Manihiki, known also as Island of the Pearls, is a tiny paradise on the fringes of the Cook Islands, located more than 1100 kilometres from Rarotonga and an international airport. It’s the birthplace of all Cook Islands black pearls sold in markets on Rarotonga and overseas.
Several other islands used to produce pearls, but Manihiki is the only producer remaining. The story begins in the 50s, when a local diver and English scientist discovered how to use local foliage to attract juvenile oysters; it continues in the seventies, when an Australian businessman created a profitable business culturing pearls on Manihiki. In the 1980s, the jewel catapulted the atoll into the global economy; at its peak, the industry was earning an annual $18 million.
Shaped like a shark’s jawbone, the island – all four square kilometres of it – surrounds a wide, expansive lagoon. Travelling across it, from one village to the other, takes about 15 minutes in a powered boat. Dotted across the lagoon are pearl farms – shacks that appear to be floating, built on lonely coral heads – and hanging beneath them are lines of oysters containing jewels that become necklaces worth thousands of dollars.
About 250 people live on Manihiki in the villages of Tauhunu and Tukao. There are a few shops open twice a year, when the cargo ship comes, but otherwise families live on fish and coconuts and whatever’s in the deep freezer. No one goes hungry.
Few tourists visit Manihiki, so if you make the journey you’ll be treated royally. People will wave, introduce themselves, meet you at the crushed-coral runway. Plane day is a fortnightly affair, one that people from both villages attend to receive their cargo, mail, and passengers.
You can rent a bungalow with a deck jutting into the lagoon, its windows framed by coconut trees and ocean views.
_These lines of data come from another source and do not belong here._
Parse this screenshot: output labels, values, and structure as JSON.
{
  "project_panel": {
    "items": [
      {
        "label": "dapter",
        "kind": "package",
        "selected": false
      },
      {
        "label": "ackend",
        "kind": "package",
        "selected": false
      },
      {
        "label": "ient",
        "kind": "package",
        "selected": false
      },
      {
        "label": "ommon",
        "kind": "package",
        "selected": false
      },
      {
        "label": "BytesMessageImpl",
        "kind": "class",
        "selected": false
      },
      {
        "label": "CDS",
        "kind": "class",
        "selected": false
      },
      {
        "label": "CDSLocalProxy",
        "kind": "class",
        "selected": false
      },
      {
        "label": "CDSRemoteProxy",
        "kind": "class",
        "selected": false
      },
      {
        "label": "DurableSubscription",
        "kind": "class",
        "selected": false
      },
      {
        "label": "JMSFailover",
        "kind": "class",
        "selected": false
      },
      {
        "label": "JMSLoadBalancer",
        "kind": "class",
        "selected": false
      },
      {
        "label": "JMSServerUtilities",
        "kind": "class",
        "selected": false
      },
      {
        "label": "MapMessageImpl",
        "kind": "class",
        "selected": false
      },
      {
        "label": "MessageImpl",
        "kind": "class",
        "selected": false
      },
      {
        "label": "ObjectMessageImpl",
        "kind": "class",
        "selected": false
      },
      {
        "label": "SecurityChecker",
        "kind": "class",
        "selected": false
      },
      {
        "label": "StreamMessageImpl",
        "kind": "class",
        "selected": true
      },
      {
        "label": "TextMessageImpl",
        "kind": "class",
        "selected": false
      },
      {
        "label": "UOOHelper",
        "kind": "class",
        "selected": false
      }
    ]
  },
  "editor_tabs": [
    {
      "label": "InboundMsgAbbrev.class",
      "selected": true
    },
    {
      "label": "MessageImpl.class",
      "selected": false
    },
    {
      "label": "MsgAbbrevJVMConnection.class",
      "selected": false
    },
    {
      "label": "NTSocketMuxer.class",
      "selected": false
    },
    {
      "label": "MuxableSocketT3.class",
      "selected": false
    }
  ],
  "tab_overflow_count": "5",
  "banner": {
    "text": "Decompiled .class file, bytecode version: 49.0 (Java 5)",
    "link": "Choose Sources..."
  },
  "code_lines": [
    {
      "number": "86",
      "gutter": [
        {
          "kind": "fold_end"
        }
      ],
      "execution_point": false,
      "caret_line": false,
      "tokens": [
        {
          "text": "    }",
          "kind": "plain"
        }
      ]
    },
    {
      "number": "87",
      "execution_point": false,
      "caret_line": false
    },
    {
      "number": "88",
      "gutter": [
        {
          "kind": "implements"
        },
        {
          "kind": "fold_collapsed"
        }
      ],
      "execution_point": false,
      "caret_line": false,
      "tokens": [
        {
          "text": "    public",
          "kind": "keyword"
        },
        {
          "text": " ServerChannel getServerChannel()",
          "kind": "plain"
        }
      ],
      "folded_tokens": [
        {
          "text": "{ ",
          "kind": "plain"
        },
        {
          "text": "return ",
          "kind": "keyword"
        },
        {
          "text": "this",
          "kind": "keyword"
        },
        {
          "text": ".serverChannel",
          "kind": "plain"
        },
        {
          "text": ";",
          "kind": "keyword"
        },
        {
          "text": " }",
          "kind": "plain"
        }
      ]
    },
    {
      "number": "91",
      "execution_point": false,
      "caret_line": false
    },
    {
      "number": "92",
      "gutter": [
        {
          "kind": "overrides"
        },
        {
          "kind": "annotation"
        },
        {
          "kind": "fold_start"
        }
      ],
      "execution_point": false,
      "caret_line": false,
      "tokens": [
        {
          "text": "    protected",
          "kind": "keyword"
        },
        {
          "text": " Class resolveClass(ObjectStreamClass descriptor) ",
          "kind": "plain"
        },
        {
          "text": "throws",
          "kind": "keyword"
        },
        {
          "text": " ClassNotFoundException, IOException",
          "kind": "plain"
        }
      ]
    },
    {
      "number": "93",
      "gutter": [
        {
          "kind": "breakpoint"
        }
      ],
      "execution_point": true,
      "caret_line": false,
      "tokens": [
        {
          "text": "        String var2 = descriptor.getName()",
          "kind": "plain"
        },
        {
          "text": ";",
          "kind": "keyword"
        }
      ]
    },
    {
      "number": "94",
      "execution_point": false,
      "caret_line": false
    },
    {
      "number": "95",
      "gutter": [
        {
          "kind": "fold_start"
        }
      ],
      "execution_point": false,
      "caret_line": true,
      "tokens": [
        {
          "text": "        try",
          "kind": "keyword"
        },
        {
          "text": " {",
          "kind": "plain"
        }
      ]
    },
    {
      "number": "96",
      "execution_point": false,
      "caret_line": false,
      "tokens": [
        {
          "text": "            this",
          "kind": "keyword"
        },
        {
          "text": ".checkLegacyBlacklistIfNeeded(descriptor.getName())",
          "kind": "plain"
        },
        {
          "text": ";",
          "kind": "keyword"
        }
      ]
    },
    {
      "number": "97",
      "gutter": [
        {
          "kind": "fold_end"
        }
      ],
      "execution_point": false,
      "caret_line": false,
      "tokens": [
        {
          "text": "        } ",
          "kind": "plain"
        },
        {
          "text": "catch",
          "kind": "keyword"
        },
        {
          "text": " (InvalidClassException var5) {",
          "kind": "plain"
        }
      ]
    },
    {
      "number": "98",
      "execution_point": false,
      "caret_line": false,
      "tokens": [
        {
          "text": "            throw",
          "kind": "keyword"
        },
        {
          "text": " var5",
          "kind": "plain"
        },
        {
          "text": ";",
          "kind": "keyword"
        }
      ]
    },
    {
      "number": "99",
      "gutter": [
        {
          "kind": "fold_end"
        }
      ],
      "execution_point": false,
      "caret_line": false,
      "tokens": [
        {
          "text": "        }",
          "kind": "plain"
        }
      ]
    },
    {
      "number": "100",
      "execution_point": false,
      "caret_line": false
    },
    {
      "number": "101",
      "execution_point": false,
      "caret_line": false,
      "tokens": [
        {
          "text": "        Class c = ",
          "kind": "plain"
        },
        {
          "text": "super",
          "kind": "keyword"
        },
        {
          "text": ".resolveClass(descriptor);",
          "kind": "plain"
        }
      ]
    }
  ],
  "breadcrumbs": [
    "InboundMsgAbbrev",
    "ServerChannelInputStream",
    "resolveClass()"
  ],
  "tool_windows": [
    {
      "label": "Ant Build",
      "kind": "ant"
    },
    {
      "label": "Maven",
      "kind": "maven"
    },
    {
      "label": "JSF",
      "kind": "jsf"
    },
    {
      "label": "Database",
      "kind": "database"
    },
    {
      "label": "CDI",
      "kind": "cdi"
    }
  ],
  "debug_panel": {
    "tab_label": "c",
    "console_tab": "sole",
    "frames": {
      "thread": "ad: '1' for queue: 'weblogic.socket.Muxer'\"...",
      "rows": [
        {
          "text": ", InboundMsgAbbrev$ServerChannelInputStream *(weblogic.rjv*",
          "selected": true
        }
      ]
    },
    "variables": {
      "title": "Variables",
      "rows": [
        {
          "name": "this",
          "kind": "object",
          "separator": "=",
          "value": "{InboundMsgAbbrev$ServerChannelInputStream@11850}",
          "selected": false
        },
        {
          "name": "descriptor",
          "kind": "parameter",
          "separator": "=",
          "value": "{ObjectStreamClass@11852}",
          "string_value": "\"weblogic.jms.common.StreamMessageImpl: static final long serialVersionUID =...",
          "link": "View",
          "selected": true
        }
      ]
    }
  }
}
You can learn about how pearls are farmed; you can fish, explore, read, listen to the locals’ stories, and taste some incredible seafood and coconut-based dishes. You can absorb the natural beauty – the teal lagoon, coconut trees sprouting from every inch of unoccupied land, pigs and chickens dawdling across roads of white sand and coral, birds gliding through seamless blue skies. Some homes have thatched roofs and all have neat, tidy yards. The people are quintessential Polynesians, kind and generous and lovely to their core.
On Manihiki, you can leave the noise and stress and clock-governed world behind. The rising and setting of the moon and the sun, the changing of the tides and weather – these, not diaries and iPhones, are the things that dictate the pace of life. Manihiki is a tonic for the soul.